O histórico não alcança antes da última major
O revert não reaplica o curso desde o começo. Ele parte do conteúdo da release major atual e reaplica só as mudanças feitas depois daquela publicação, até o ponto que você escolheu.
Ou seja, a janela alcançável é: tudo desde a última publicação major, e nada antes dela. A linha do tempo continua listando entradas mais antigas — elas são o registro do que aconteceu — mas reverter para uma delas te leva ao conteúdo da release atual, não àquele estado antigo. É o desenho, não é perda de dado.
Um curso nunca publicado não tem essa fronteira: todo o histórico dele é alcançável, porque não existe release de onde partir.
Para voltar a uma major anterior, não use o histórico — duplique a partir daquela release na gaveta de versões acima.
Reverter restaura conteúdo, não identidade
É a parte que parece bug e não é. Um revert restaura o conteúdo do curso: atividades e seus blocos, o outline, os recursos, o tipo e as configurações release-pinned.
Ele deixa de propósito os campos course-wide exatamente como estão:
| Revertido | Intocado |
|---|---|
| Atividades, blocos, outline, recursos | Título, descrição, imagem de capa |
| Tipo do curso | Categoria, autores |
| Configurações release-pinned — progressão, conclusão, certificado, CRC | Slug, agenda e recorrência, registration key, reference code |
É a mesma divisão course-wide do diálogo de configurações: esses campos valem ao vivo para todo mundo, então um revert não pode puxar eles para trás.
A interface não avisa nada disso. Sem alerta, sem texto no diálogo — o comportamento é intencional mas silencioso, então quem encontra pela primeira vez lê como revert parcial. Não é.
Passos
- Antes de publicar, abra o preview do curso.
- Publique a primeira release. Ela tem que ser major — não há do que ser minor.
- Edite um texto numa lição. Abra o Publish: Minor disponível e Recommended.

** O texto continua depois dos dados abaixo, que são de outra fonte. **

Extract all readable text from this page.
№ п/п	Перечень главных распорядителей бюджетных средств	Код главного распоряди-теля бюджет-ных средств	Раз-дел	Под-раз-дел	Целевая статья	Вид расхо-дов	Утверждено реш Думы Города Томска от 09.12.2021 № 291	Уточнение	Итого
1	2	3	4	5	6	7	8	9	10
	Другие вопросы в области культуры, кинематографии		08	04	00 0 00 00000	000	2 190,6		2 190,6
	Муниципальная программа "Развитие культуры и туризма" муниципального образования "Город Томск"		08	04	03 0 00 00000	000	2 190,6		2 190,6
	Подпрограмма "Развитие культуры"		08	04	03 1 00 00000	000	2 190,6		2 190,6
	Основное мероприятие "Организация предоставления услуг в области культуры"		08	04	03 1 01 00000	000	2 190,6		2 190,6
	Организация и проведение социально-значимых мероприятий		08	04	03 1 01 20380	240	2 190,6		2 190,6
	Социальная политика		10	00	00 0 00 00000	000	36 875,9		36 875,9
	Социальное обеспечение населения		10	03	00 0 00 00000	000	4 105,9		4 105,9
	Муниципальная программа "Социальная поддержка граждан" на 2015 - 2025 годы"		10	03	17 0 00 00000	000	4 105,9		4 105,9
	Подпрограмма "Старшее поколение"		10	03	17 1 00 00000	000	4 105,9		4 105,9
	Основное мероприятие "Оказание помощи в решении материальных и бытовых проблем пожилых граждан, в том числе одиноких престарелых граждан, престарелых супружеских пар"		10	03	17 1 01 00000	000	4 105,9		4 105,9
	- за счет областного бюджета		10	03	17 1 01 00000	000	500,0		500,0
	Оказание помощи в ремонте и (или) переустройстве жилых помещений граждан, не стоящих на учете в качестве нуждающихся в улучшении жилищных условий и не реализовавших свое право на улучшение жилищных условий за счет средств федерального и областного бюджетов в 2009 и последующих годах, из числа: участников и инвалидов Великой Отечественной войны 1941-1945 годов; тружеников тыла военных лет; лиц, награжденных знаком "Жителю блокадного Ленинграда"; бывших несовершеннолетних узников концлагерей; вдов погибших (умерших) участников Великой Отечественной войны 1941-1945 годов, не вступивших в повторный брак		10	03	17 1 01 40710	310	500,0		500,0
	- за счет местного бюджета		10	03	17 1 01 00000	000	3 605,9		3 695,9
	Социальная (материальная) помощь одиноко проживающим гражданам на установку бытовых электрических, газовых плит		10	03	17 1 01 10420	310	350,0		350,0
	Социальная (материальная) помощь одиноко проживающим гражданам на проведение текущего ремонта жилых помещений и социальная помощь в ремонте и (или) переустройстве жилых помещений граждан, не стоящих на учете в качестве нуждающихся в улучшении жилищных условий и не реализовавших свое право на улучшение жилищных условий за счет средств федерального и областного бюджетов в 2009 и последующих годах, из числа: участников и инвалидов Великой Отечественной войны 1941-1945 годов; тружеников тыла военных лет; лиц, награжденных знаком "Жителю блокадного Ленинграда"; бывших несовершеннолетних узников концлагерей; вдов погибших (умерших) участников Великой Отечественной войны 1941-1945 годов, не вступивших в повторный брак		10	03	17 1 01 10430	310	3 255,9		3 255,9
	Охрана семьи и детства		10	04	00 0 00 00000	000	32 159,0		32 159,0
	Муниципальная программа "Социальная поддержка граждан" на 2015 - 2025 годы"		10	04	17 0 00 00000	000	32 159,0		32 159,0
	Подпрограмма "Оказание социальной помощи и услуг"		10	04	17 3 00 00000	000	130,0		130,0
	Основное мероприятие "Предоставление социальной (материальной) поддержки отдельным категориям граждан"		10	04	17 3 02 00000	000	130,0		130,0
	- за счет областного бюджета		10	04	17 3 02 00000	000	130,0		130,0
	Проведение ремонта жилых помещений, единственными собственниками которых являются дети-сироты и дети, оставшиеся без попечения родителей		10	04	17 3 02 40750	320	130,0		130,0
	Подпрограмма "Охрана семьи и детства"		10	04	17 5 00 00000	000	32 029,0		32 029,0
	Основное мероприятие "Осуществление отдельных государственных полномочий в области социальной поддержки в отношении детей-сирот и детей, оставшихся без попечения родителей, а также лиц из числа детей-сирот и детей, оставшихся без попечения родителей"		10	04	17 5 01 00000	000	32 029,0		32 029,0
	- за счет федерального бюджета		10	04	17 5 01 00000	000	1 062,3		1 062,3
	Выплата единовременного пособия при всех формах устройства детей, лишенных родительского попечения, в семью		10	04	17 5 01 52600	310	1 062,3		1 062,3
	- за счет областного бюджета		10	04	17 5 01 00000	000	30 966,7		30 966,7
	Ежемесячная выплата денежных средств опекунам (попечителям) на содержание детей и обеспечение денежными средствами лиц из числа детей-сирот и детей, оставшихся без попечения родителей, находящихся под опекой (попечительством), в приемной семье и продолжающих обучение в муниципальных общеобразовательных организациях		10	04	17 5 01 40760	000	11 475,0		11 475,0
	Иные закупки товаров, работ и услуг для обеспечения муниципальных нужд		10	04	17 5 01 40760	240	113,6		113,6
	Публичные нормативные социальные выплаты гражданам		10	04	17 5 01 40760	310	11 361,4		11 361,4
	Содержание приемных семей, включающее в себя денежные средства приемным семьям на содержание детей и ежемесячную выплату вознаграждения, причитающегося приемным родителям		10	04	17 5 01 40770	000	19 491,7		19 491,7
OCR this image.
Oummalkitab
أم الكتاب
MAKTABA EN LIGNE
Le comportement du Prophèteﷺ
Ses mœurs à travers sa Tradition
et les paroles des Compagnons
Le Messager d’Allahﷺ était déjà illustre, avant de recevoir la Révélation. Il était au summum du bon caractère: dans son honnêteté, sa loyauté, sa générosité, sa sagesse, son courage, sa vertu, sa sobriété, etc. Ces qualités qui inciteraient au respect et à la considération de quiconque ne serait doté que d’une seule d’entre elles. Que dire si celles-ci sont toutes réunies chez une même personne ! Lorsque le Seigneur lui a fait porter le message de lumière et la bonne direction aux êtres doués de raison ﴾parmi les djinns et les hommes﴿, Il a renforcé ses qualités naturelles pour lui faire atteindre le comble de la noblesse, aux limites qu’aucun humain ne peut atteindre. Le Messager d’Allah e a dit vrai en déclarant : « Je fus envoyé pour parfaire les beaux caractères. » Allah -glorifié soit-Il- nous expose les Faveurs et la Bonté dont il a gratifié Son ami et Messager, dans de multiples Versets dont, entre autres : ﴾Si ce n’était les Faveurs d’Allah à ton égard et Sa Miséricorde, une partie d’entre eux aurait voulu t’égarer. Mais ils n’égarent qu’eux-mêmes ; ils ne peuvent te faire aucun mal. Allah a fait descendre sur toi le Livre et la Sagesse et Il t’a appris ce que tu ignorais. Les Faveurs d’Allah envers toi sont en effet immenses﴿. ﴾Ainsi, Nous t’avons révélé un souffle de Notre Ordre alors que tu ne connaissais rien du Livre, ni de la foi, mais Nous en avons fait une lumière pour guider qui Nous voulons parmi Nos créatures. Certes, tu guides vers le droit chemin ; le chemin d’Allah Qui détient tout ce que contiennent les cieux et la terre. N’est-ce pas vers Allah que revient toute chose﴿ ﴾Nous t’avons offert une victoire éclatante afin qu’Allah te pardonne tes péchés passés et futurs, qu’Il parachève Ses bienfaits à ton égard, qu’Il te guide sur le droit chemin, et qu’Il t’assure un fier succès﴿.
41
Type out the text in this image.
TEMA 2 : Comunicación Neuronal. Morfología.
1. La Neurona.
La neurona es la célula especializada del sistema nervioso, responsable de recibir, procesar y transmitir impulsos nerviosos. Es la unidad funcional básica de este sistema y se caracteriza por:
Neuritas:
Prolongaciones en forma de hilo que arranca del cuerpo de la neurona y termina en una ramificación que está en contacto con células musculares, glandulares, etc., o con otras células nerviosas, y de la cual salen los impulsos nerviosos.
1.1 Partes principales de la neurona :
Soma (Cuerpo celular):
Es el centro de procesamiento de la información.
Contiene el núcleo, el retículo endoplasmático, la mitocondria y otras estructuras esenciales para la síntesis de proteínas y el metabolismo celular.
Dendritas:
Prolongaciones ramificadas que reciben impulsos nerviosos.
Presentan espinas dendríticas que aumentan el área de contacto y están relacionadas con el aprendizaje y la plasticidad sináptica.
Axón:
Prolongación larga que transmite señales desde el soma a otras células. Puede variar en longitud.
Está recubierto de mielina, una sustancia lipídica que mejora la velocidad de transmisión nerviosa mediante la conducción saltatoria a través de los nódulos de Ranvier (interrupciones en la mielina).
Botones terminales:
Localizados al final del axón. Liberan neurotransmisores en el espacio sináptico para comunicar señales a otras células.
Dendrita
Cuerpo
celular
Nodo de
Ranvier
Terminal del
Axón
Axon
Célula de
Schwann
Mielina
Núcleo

- Cancele. Agora remova uma atividade. Abra o Publish de novo: Minor travado, major Required.
- Publique como major e veja a versão pular para o próximo número inteiro.
- Abra a gaveta de versões e confira que a release nova está ACTIVE.
- Abra o Change History, desfaça a entrada mais nova, depois reverta para um ponto anterior.
O que verificar
- A lista de mudanças bate com o que você realmente mudou — sem entrada fantasma, sem falta.
- Edição de baixo impacto mantém o Minor ligado; a de alto impacto desabilita, sempre.
- A severidade é decidida pela mudança em si, não por quantas mudanças existem.
- Depois de um publish minor, um aluno já matriculado vê a mudança; depois de um major, esse mesmo aluno não vê.
- Os números de versão avançam certo: minor sobe o segundo número, major sobe o primeiro e zera o segundo.
- O selo ACTIVE fica em exatamente uma release, e a contagem de matriculados dela bate com a lista de matrículas.
- View renderiza a release em somente leitura; Duplicate produz um curso separado; Archive é recusada enquanto ainda houver aluno naquela release.
- Undo é oferecido só na entrada mais nova do histórico.
- Reverter para um ponto depois da última major cai exatamente ali; antes dela cai no conteúdo da release atual — é esperado.
- Depois do revert, título, capa, categoria, autores e slug seguem inalterados.
- As release notes são opcionais nos dois tipos — mas não espere vê-las em lugar nenhum depois; é uma lacuna conhecida, não é bug seu.
Onde costuma quebrar
- Um diff mostrando mudança que você não fez, ou escondendo a que você fez.
- Minor continuar disponível depois de uma mudança de alto impacto — essa vale reportar alto.
- Publicar duas vezes seguidas e criar release duplicada.
- O selo de status do curso divergindo da release real.